Sunday, November 29, 2015

Sea



                The waves roll in, the waves roll out. A gull cries in the distance, but it’s too dark to see it. Maybe it’s hidden in the shadows, somewhere just out of sight, calling out to the moon past the corner of your eye. Natural as the flow of breath, the water rises with a rush and falls back with a sigh, frothing out and leaving traces of foam in the moonlight.
                You try not to think. You try not to try not to think. Somehow the moment doesn’t seem quite real—they never seem entirely real. Standing there in the damp sand, gritty beneath your toes, you make your own little sigh to match the ocean’s great one. You think you ought to be amazed at the sight, the grace and splendor of the sublime ocean, but all you can think of is that you should have worn your sandals because the sand’s going to be caked on your feet by the time you get back. So you try not to think, or at least to think about the sea, something nice, something pretty, something other than that constant gnawing black hole thought that tells you you’re thinking about the wrong thing and should think of something else. Oh God, if only…
                If only what? If only you could finally find out “If only what?”! If only you could get the right angle on yourself, see yourself from the perfect perspective, maybe you’d manage to see the sea and not get lost in the sighs. But that can’t be it, because if you’re looking at yourself you’re not looking at the sea… the sea can’t be a mirror, can it?
                No, this is wrong, it’s all wrong! Just look at the sea, will you, why won’t you look at the sea? You just open your eyes and see the waves moving in, shining all in light and dark like the words of a message you could make out if you could just tune into the right frequency. Surely this is the same sea as yesterday. Surely you are the same you as yesterday. It spoke then; why won’t it speak today?
                They say we came from the sea, millions, maybe billions of years ago. We were simpler then, not so anxious, not so afraid of pain or death. We ate when we were hungry and we slept when we were tired. We weren’t so clever then, and in those days we’d never have thought to put up obstacles in our own way. We left the sea without a thought, or we casually said to ourselves, “Whew, is it good to be out of there! Too salty, for one, and for another thing it just makes me so seasick!” Did any of us ever think we might someday miss the sea?

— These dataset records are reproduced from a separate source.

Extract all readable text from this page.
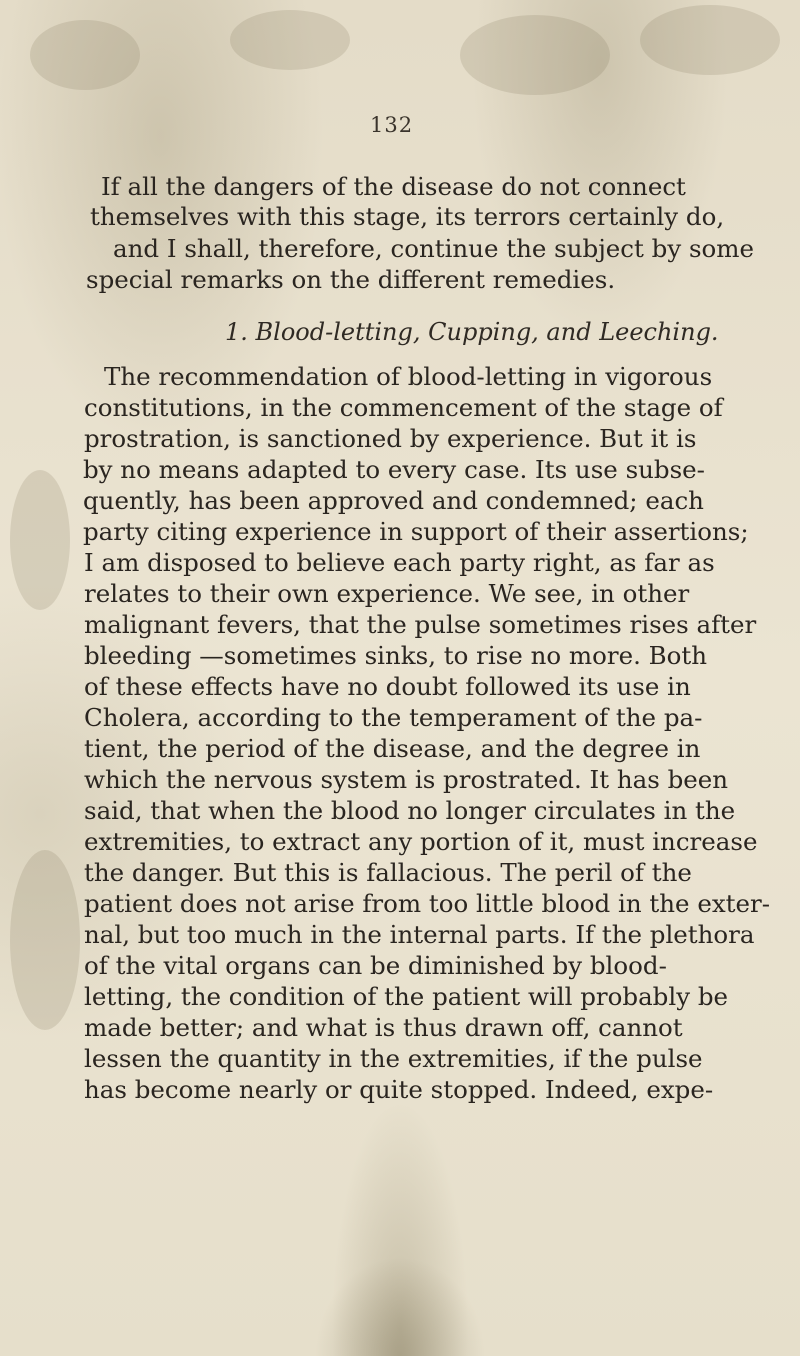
132
If all the dangers of the disease do not connect
themselves with this stage, its terrors certainly do,
and I shall, therefore, continue the subject by some
special remarks on the different remedies.
1. Blood-letting, Cupping, and Leeching.
The recommendation of blood-letting in vigorous
constitutions, in the commencement of the stage of
prostration, is sanctioned by experience. But it is
by no means adapted to every case. Its use subse-
quently, has been approved and condemned; each
party citing experience in support of their assertions;
I am disposed to believe each party right, as far as
relates to their own experience. We see, in other
malignant fevers, that the pulse sometimes rises after
bleeding —sometimes sinks, to rise no more. Both
of these effects have no doubt followed its use in
Cholera, according to the temperament of the pa-
tient, the period of the disease, and the degree in
which the nervous system is prostrated. It has been
said, that when the blood no longer circulates in the
extremities, to extract any portion of it, must increase
the danger. But this is fallacious. The peril of the
patient does not arise from too little blood in the exter-
nal, but too much in the internal parts. If the plethora
of the vital organs can be diminished by blood-
letting, the condition of the patient will probably be
made better; and what is thus drawn off, cannot
lessen the quantity in the extremities, if the pulse
has become nearly or quite stopped. Indeed, expe-
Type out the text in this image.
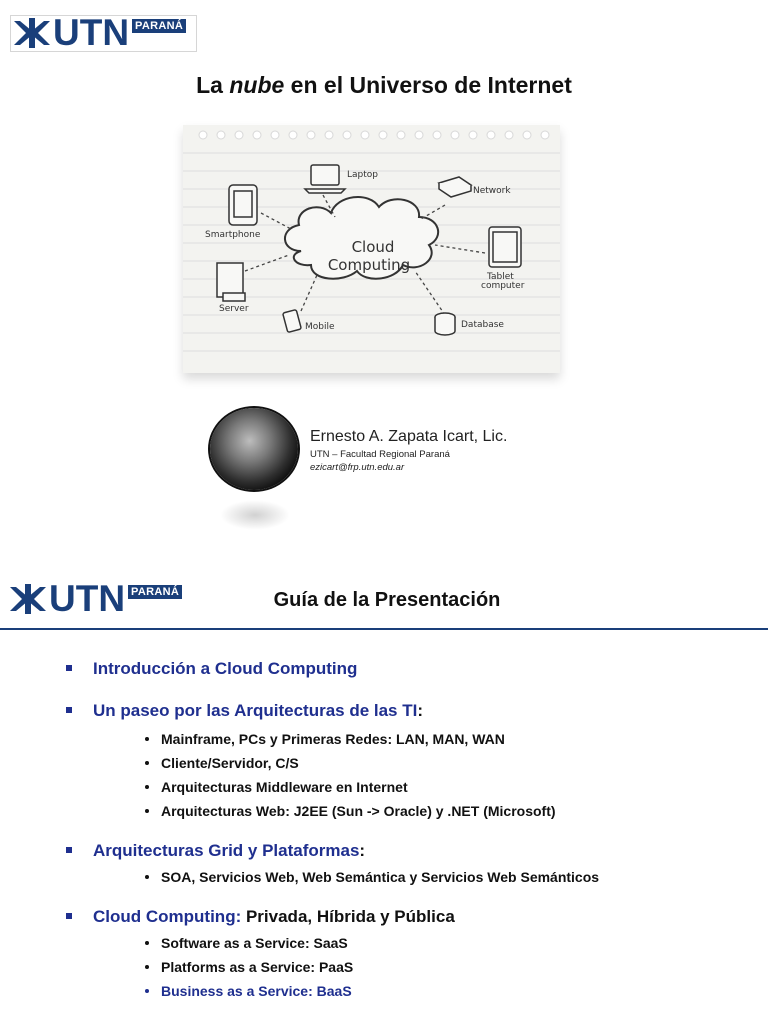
UTN PARANÁ
La nube en el Universo de Internet
Cloud
Computing
Laptop
Network
Smartphone
Tablet
computer
Server
Mobile	Database
Ernesto A. Zapata Icart, Lic.
UTN – Facultad Regional Paraná
ezicart@frp.utn.edu.ar
UTN PARANÁ	Guía de la Presentación
Introducción a Cloud Computing
Un paseo por las Arquitecturas de las TI:
Mainframe, PCs y Primeras Redes: LAN, MAN, WAN
Cliente/Servidor, C/S
Arquitecturas Middleware en Internet
Arquitecturas Web: J2EE (Sun -> Oracle) y .NET (Microsoft)
Arquitecturas Grid y Plataformas:
SOA, Servicios Web, Web Semántica y Servicios Web Semánticos
Cloud Computing: Privada, Híbrida y Pública
Software as a Service: SaaS
Platforms as a Service: PaaS
Business as a Service: BaaS
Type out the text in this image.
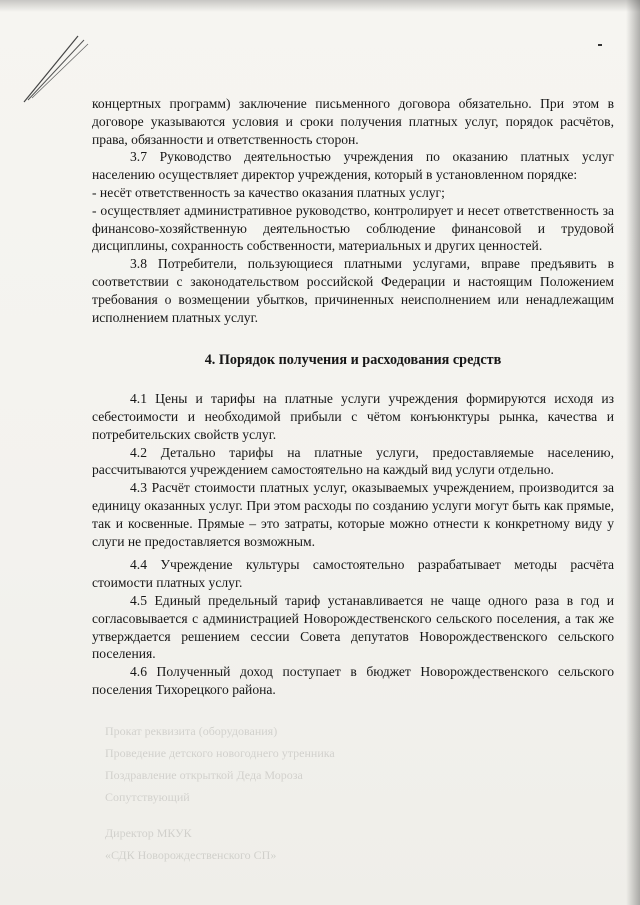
Прокат реквизита (оборудования)
Проведение детского новогоднего утренника
Поздравление открыткой Деда Мороза
Сопутствующий
Директор МКУК
«СДК Новорождественского СП»

концертных программ) заключение письменного договора обязательно. При этом в договоре указываются условия и сроки получения платных услуг, порядок расчётов, права, обязанности и ответственность сторон.

3.7 Руководство деятельностью учреждения по оказанию платных услуг населению осуществляет директор учреждения, который в установленном порядке:

- несёт ответственность за качество оказания платных услуг;

- осуществляет административное руководство, контролирует и несет ответственность за финансово-хозяйственную деятельностью соблюдение финансовой и трудовой дисциплины, сохранность собственности, материальных и других ценностей.

3.8 Потребители, пользующиеся платными услугами, вправе предъявить в соответствии с законодательством российской Федерации и настоящим Положением требования о возмещении убытков, причиненных неисполнением или ненадлежащим исполнением платных услуг.

4. Порядок получения и расходования средств

4.1 Цены и тарифы на платные услуги учреждения формируются исходя из себестоимости и необходимой прибыли с чётом конъюнктуры рынка, качества и потребительских свойств услуг.

4.2 Детально тарифы на платные услуги, предоставляемые населению, рассчитываются учреждением самостоятельно на каждый вид услуги отдельно.

4.3 Расчёт стоимости платных услуг, оказываемых учреждением, производится за единицу оказанных услуг. При этом расходы по созданию услуги могут быть как прямые, так и косвенные. Прямые – это затраты, которые можно отнести к конкретному виду у слуги не предоставляется возможным.

4.4 Учреждение культуры самостоятельно разрабатывает методы расчёта стоимости платных услуг.

4.5 Единый предельный тариф устанавливается не чаще одного раза в год и согласовывается с администрацией Новорождественского сельского поселения, а так же утверждается решением сессии Совета депутатов Новорождественского сельского поселения.

4.6 Полученный доход поступает в бюджет Новорождественского сельского поселения Тихорецкого района.
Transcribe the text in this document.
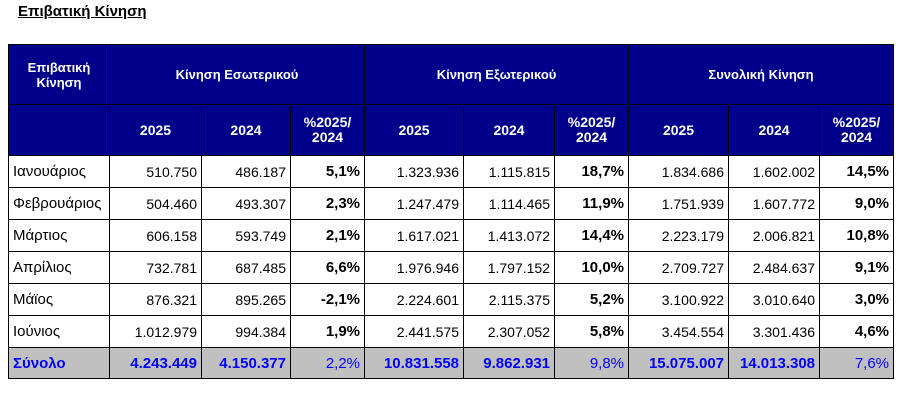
Επιβατική Κίνηση
Επιβατική Κίνηση	Κίνηση Εσωτερικού			Κίνηση Εξωτερικού			Συνολική Κίνηση		
	2025	2024	%2025/ 2024	2025	2024	%2025/ 2024	2025	2024	%2025/ 2024
Ιανουάριος	510.750	486.187	5,1%	1.323.936	1.115.815	18,7%	1.834.686	1.602.002	14,5%
Φεβρουάριος	504.460	493.307	2,3%	1.247.479	1.114.465	11,9%	1.751.939	1.607.772	9,0%
Μάρτιος	606.158	593.749	2,1%	1.617.021	1.413.072	14,4%	2.223.179	2.006.821	10,8%
Απρίλιος	732.781	687.485	6,6%	1.976.946	1.797.152	10,0%	2.709.727	2.484.637	9,1%
Μάϊος	876.321	895.265	-2,1%	2.224.601	2.115.375	5,2%	3.100.922	3.010.640	3,0%
Ιούνιος	1.012.979	994.384	1,9%	2.441.575	2.307.052	5,8%	3.454.554	3.301.436	4,6%
Σύνολο	4.243.449	4.150.377	2,2%	10.831.558	9.862.931	9,8%	15.075.007	14.013.308	7,6%
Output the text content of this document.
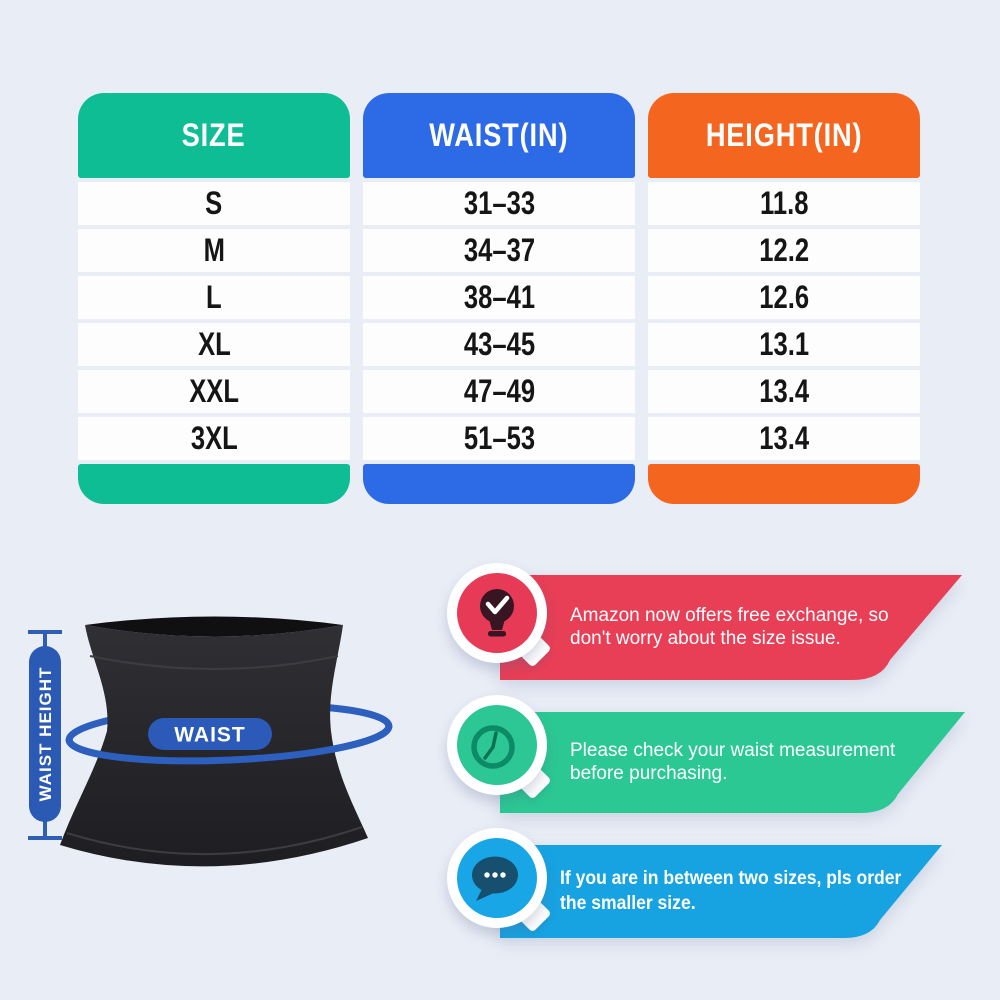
SIZE
S
M
L
XL
XXL
3XL
WAIST(IN)
31–33
34–37
38–41
43–45
47–49
51–53
HEIGHT(IN)
11.8
12.2
12.6
13.1
13.4
13.4
WAIST HEIGHT	WAIST
Amazon now offers free exchange, so
don't worry about the size issue.
Please check your waist measurement
before purchasing.
If you are in between two sizes, pls order
the smaller size.
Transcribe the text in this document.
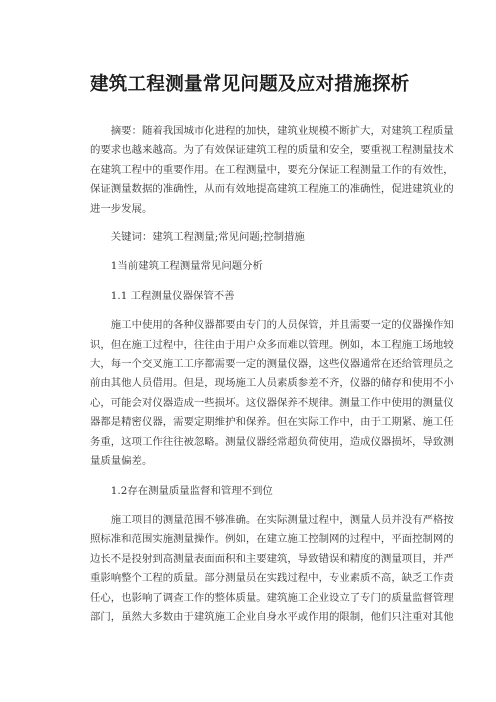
建筑工程测量常见问题及应对措施探析

摘要：随着我国城市化进程的加快，建筑业规模不断扩大，对建筑工程质量
的要求也越来越高。为了有效保证建筑工程的质量和安全，要重视工程测量技术
在建筑工程中的重要作用。在工程测量中，要充分保证工程测量工作的有效性，
保证测量数据的准确性，从而有效地提高建筑工程施工的准确性，促进建筑业的
进一步发展。

关键词：建筑工程测量;常见问题;控制措施

1当前建筑工程测量常见问题分析

1.1 工程测量仪器保管不善

施工中使用的各种仪器都要由专门的人员保管，并且需要一定的仪器操作知
识，但在施工过程中，往往由于用户众多而难以管理。例如，本工程施工场地较
大，每一个交叉施工工序都需要一定的测量仪器，这些仪器通常在还给管理员之
前由其他人员借用。但是，现场施工人员素质参差不齐，仪器的储存和使用不小
心，可能会对仪器造成一些损坏。这仪器保养不规律。测量工作中使用的测量仪
器都是精密仪器，需要定期维护和保养。但在实际工作中，由于工期紧、施工任
务重，这项工作往往被忽略。测量仪器经常超负荷使用，造成仪器损坏，导致测
量质量偏差。

1.2存在测量质量监督和管理不到位

施工项目的测量范围不够准确。在实际测量过程中，测量人员并没有严格按
照标准和范围实施测量操作。例如，在建立施工控制网的过程中，平面控制网的
边长不是投射到高测量表面面积和主要建筑，导致错误和精度的测量项目，并严
重影响整个工程的质量。部分测量员在实践过程中，专业素质不高，缺乏工作责
任心，也影响了调查工作的整体质量。建筑施工企业设立了专门的质量监督管理
部门，虽然大多数由于建筑施工企业自身水平或作用的限制，他们只注重对其他
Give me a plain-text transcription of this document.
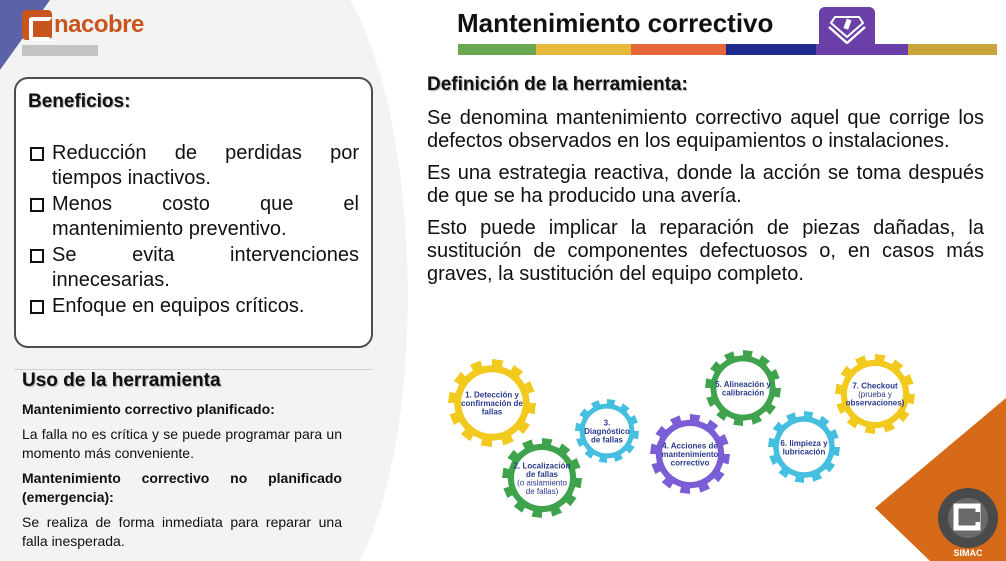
nacobre
Beneficios:
Reducción de perdidas por tiempos inactivos.
Menos costo que el mantenimiento preventivo.
Se evita intervenciones innecesarias.
Enfoque en equipos críticos.
Uso de la herramienta
Mantenimiento correctivo planificado:

La falla no es crítica y se puede programar para un momento más conveniente.

Mantenimiento correctivo no planificado (emergencia):

Se realiza de forma inmediata para reparar una falla inesperada.

Mantenimiento correctivo
Definición de la herramienta:

Se denomina mantenimiento correctivo aquel que corrige los defectos observados en los equipamientos o instalaciones.

Es una estrategia reactiva, donde la acción se toma después de que se ha producido una avería.

Esto puede implicar la reparación de piezas dañadas, la sustitución de componentes defectuosos o, en casos más graves, la sustitución del equipo completo.

1. Detección y
confirmación de
fallas
2. Localización
de fallas
(o aislamiento
de fallas)
3.
Diagnóstico
de fallas
4. Acciones de
mantenimiento
correctivo
5. Alineación y
calibración
6. limpieza y
lubricación
7. Checkout
(prueba y
observaciones)
SIMAC
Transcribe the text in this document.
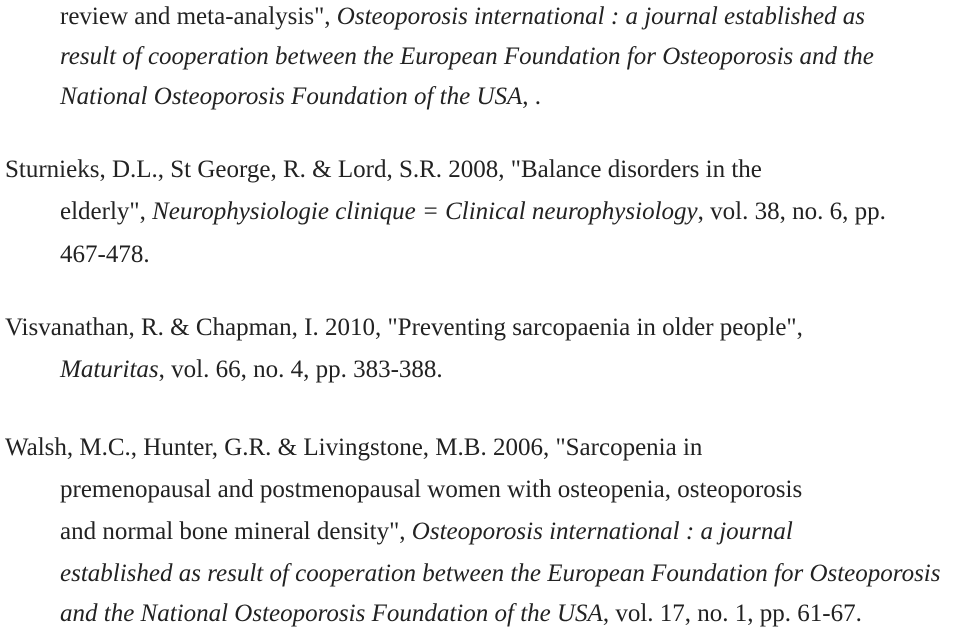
review and meta-analysis", Osteoporosis international : a journal established as
result of cooperation between the European Foundation for Osteoporosis and the
National Osteoporosis Foundation of the USA, .
Sturnieks, D.L., St George, R. & Lord, S.R. 2008, "Balance disorders in the
elderly", Neurophysiologie clinique = Clinical neurophysiology, vol. 38, no. 6, pp.
467-478.
Visvanathan, R. & Chapman, I. 2010, "Preventing sarcopaenia in older people",
Maturitas, vol. 66, no. 4, pp. 383-388.
Walsh, M.C., Hunter, G.R. & Livingstone, M.B. 2006, "Sarcopenia in
premenopausal and postmenopausal women with osteopenia, osteoporosis
and normal bone mineral density", Osteoporosis international : a journal
established as result of cooperation between the European Foundation for Osteoporosis
and the National Osteoporosis Foundation of the USA, vol. 17, no. 1, pp. 61-67.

                But look at these waves! Licking at your toes already, and with the breeze picking up like this it looks like a storm might be on the way. It might be best to head inside. But just see how the peaks of the waves reflect the moon, the way they glisten with her light. She’s passed behind a cloud, but as you watch you know very well where the light comes from… The waves rush in, piling one on top of the other and slipping out, leaving the sand to glisten momentarily before the next wave’s appearance. Just like the sea. It rises up towards you, at times terrifying in its eagerness, yet just as quickly it shrinks back into itself. In a way it’s like the spider, which (as they always say) is more afraid of you than you are of it.
                What is this ocean? What is this formless mass of fluid that can’t decide whether to reach out or to collapse into itself? What’s in those depths, after all?
                The gull cries out again. You still can’t see it, but the sound snaps you out of your absorption and back into yourself. One by one, raindrops kiss the sand. You turn to walk home, and your hair is damp by the time you get there. When you turn back, you smile to see that the moon’s come out from behind her cloud.